Na semana passada, a ministra da Justiça rejeitou estar ligada a qualquer “campanha orquestrada” contra a procuradora-geral da República, após Lucília Gago ter denunciado essa situação na entrevista à RTP1 e implicado Rita Alarcão Júdice num ataque ao Ministério Público (MP).

Em entrevista ao Público e à Rádio Renascença, o ex-procurador-geral da República José Narciso Cunha Rodrigues diz que o termo em causa é antes a "agenda setting", ou seja, "aquilo que eu chamaria de espiral de silêncio, em que até um certo momento ninguém fala de ninguém e a partir daí todos replicam as mesmas coisas" na comunicação social.

Contudo, o ex-procurador defende que tal acontece "porque há problemas, obviamente. Há factos que merecem ser levados até ao público e porque esta matéria é essencial para a democracia e, portanto, para a convivência e para a paz social".

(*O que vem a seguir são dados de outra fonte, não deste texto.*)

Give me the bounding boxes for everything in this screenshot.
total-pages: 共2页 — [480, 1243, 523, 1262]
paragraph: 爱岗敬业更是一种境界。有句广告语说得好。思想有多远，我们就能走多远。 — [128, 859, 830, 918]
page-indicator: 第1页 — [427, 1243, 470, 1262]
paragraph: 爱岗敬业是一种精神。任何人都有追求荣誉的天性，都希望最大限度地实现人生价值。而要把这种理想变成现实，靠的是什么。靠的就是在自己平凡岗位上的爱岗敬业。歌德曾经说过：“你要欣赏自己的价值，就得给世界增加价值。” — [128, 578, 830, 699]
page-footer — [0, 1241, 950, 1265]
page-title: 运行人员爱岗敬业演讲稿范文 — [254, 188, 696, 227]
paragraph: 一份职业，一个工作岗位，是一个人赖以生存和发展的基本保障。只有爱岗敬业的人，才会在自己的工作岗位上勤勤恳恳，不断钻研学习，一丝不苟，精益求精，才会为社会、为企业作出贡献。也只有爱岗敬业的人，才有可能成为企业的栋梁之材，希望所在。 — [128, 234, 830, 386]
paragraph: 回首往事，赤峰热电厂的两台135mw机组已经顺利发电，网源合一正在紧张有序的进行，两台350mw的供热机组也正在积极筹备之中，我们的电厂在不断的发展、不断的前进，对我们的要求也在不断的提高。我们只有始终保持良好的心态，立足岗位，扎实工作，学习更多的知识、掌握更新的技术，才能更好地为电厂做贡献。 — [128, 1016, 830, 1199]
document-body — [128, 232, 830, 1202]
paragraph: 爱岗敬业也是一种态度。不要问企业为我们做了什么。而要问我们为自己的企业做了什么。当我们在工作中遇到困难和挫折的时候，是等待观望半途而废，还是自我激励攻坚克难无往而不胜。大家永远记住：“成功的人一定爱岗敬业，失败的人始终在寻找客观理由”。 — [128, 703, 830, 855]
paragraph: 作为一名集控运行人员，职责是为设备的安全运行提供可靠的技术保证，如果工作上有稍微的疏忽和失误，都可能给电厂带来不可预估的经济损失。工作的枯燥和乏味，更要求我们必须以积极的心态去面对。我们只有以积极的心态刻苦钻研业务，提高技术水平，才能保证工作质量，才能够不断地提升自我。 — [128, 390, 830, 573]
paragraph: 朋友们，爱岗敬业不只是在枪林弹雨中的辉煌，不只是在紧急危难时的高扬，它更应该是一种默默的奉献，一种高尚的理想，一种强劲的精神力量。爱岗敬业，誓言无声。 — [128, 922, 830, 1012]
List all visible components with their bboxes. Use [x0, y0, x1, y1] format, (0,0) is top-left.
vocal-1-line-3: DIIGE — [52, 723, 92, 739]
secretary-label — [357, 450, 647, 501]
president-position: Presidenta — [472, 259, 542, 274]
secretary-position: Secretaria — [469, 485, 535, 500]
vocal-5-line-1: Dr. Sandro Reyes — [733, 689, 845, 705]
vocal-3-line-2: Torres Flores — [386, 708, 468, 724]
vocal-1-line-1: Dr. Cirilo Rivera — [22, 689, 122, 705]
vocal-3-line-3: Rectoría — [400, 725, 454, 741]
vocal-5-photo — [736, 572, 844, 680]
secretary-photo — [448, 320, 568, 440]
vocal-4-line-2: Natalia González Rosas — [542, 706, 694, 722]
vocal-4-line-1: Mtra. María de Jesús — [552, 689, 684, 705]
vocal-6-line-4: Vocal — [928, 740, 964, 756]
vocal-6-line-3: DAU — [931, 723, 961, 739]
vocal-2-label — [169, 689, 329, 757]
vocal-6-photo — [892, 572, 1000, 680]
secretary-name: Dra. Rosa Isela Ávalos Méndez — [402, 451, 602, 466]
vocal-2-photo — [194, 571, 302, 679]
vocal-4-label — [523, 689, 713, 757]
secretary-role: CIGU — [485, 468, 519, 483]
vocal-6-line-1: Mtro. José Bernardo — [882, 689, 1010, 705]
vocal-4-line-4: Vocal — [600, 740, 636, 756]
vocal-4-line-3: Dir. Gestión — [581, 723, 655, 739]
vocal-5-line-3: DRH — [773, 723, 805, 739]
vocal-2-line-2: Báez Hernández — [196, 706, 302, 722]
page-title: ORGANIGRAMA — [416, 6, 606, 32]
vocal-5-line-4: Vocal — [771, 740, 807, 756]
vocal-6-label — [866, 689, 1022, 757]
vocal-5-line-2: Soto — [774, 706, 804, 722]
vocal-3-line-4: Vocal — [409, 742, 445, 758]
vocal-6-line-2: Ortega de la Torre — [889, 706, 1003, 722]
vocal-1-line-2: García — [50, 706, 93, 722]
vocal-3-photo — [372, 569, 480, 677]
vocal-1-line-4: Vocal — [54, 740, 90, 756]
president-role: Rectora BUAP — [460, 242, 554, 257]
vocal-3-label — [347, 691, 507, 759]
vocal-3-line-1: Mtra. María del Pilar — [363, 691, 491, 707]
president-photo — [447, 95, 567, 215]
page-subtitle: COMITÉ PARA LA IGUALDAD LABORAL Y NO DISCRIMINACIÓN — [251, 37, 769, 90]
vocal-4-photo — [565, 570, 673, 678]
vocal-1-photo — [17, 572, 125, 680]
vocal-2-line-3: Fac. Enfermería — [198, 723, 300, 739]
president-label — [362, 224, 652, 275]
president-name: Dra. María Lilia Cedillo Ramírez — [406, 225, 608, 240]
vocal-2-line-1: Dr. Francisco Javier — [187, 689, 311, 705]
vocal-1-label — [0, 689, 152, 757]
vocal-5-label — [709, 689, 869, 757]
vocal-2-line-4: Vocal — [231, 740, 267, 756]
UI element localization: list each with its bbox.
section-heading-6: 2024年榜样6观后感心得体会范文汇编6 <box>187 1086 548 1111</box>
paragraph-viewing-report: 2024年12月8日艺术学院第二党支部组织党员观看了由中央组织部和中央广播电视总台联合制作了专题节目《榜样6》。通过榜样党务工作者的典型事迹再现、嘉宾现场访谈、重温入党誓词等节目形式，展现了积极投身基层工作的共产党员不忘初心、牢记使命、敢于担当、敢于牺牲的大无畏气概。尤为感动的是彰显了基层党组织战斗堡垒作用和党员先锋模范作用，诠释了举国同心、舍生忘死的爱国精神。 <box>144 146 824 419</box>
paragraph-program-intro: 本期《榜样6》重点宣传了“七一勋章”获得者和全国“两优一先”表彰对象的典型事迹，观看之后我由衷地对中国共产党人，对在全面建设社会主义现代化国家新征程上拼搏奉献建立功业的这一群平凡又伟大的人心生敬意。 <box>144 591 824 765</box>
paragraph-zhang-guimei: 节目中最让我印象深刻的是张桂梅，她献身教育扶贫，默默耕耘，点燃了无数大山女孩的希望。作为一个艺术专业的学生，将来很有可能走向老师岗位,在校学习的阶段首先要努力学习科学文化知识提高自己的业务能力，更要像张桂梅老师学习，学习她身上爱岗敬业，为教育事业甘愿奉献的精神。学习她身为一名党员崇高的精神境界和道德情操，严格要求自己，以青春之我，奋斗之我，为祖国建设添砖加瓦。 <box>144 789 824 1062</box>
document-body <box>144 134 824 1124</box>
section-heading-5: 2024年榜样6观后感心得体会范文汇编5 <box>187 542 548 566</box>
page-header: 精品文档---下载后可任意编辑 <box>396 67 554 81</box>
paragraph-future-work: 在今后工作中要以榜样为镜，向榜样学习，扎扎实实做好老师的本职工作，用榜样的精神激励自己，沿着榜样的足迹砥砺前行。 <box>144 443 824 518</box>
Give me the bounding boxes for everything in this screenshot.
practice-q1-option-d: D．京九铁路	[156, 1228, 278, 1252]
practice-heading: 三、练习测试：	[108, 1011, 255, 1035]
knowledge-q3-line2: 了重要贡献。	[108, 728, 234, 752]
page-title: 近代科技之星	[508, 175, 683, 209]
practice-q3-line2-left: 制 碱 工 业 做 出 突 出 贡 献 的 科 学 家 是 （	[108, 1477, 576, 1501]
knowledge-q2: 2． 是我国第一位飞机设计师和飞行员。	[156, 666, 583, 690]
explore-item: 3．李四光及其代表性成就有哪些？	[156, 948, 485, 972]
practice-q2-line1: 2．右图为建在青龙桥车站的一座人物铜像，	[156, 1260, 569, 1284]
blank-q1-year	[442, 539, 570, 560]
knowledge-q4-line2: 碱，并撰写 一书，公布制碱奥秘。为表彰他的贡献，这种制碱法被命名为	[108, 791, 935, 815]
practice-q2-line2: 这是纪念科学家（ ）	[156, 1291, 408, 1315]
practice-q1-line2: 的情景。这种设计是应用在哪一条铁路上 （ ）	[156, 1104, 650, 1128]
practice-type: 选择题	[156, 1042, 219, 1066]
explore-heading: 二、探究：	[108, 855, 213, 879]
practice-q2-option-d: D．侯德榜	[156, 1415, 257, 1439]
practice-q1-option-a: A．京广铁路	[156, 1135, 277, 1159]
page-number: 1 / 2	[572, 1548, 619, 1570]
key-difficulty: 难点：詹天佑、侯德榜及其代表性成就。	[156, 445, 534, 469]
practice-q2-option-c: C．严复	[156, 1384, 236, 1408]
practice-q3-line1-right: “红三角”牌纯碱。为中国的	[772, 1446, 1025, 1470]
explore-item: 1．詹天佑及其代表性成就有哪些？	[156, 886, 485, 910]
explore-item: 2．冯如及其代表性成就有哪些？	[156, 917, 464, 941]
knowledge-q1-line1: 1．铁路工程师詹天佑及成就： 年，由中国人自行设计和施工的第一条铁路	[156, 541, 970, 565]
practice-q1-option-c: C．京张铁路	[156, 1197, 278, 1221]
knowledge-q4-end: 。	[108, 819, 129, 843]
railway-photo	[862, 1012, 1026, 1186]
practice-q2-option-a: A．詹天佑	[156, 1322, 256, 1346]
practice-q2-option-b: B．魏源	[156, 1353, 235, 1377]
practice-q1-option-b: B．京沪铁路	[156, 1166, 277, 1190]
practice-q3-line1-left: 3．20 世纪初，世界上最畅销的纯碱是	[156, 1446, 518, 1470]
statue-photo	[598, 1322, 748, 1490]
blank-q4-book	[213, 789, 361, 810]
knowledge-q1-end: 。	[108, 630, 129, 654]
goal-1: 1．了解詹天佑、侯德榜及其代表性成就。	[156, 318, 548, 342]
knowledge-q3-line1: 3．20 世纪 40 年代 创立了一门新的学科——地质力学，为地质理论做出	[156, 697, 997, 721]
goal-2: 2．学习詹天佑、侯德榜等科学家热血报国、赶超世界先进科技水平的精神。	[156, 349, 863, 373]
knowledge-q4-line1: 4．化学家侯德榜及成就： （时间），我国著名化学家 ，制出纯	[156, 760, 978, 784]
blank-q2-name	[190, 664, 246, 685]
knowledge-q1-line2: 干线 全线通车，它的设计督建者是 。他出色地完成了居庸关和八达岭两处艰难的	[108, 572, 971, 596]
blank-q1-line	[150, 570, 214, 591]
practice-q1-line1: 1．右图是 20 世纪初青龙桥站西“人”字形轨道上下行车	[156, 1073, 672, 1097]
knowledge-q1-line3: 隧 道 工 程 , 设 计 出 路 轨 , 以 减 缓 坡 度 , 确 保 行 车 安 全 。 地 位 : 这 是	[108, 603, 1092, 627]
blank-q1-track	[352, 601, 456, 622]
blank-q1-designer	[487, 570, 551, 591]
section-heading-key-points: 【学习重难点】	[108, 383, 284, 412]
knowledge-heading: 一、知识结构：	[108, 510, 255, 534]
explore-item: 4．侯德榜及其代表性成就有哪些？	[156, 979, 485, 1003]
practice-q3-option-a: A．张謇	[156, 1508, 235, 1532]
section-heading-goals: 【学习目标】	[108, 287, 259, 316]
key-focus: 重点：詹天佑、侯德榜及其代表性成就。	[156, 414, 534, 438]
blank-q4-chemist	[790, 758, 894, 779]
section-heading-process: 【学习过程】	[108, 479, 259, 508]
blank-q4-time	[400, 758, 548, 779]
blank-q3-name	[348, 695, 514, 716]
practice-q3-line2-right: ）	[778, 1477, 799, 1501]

Além disso, defende que o próprio Ministério Público tem de ser escrutinado. "O primeiro escrutínio que é feito ao Ministério Público é pelos juízes. Depois a comunicação social tem um papel também importante para comentar, para explicar e, por vezes, para criticar decisões que tomou o Ministério Público".

Todavia, José Narciso Cunha Rodrigues recusa que exista ingerência política no trabalho do Ministério Público. "A ingerência política é uma coisa que nós não podemos ver nas atuais circunstâncias. É evidente que os políticos têm um papel importante, logo por ser a Assembleia da República, que legisla sobre o Ministério Público e sobre a justiça. E é natural também que algumas decisões colidam com aquilo que é a opinião de agentes políticos. Mas todo este quadro resulta da lei".

"Nos últimos anos, houve intervenções recorrentes do poder político no sentido de judicializar aspetos importantes da vida política e pública. Depois, quando a justiça intervém, os políticos acham que é uma intromissão na política", referiu ainda.

Questionado sobre o facto de haver políticos sob escuta há vários anos, o ex-procurador frisa que "o país tem um problema com as escutas. Os meios tecnológicos evoluíram de tal maneira que os agentes da justiça se sentiram atraídos para, numa linguagem comum, investigar sentados".

"As escutas são um meio excecional de investigação. A escuta é um meio de adquirir meios de prova. A jurisprudência agora entende que ele próprio é uma prova", nota.

"Não era essa a finalidade inicial. Mas o que acontece com as escutas é que elas têm a tendência para expandir no tempo e no espaço. Deixam de ser escutadas só as pessoas que têm a ver com o processo, mas a família, os amigos e pessoas que não têm nada a ver com o assunto. Penso é uma matéria que hoje lesa direitos fundamentais das pessoas e que devia ser analisada em profundidade", afirma ainda.

Assim, admite que por vezes possam existir excessos. "É evidente que só pode haver escutas com autorização dos juízes e geralmente com promoção do Ministério Público. Todos os meios intrusivos da vida privada e da autonomia individual devem ser usados com parcimónia e segundo o princípio da proporcionalidade. No meu tempo havia muito menos escutas porque não havia meios para fazer escutas. Eu sempre fui muito prudente nessa área porque a escuta é um meio invasivo, intrusivo da vida privada e da própria capacidade de as pessoas agirem e interagirem sem medo e sem receio".

Nesse sentido, "o procurador-geral da República tem exatamente a função de instruir, de dirigir a magistratura do Ministério Público e de atuar quanto aos meios que podem ser utilizados ou devem ser utilizados. Nem todos os meios que são legais podem ser utilizados de uma forma que eu diria não proporcional".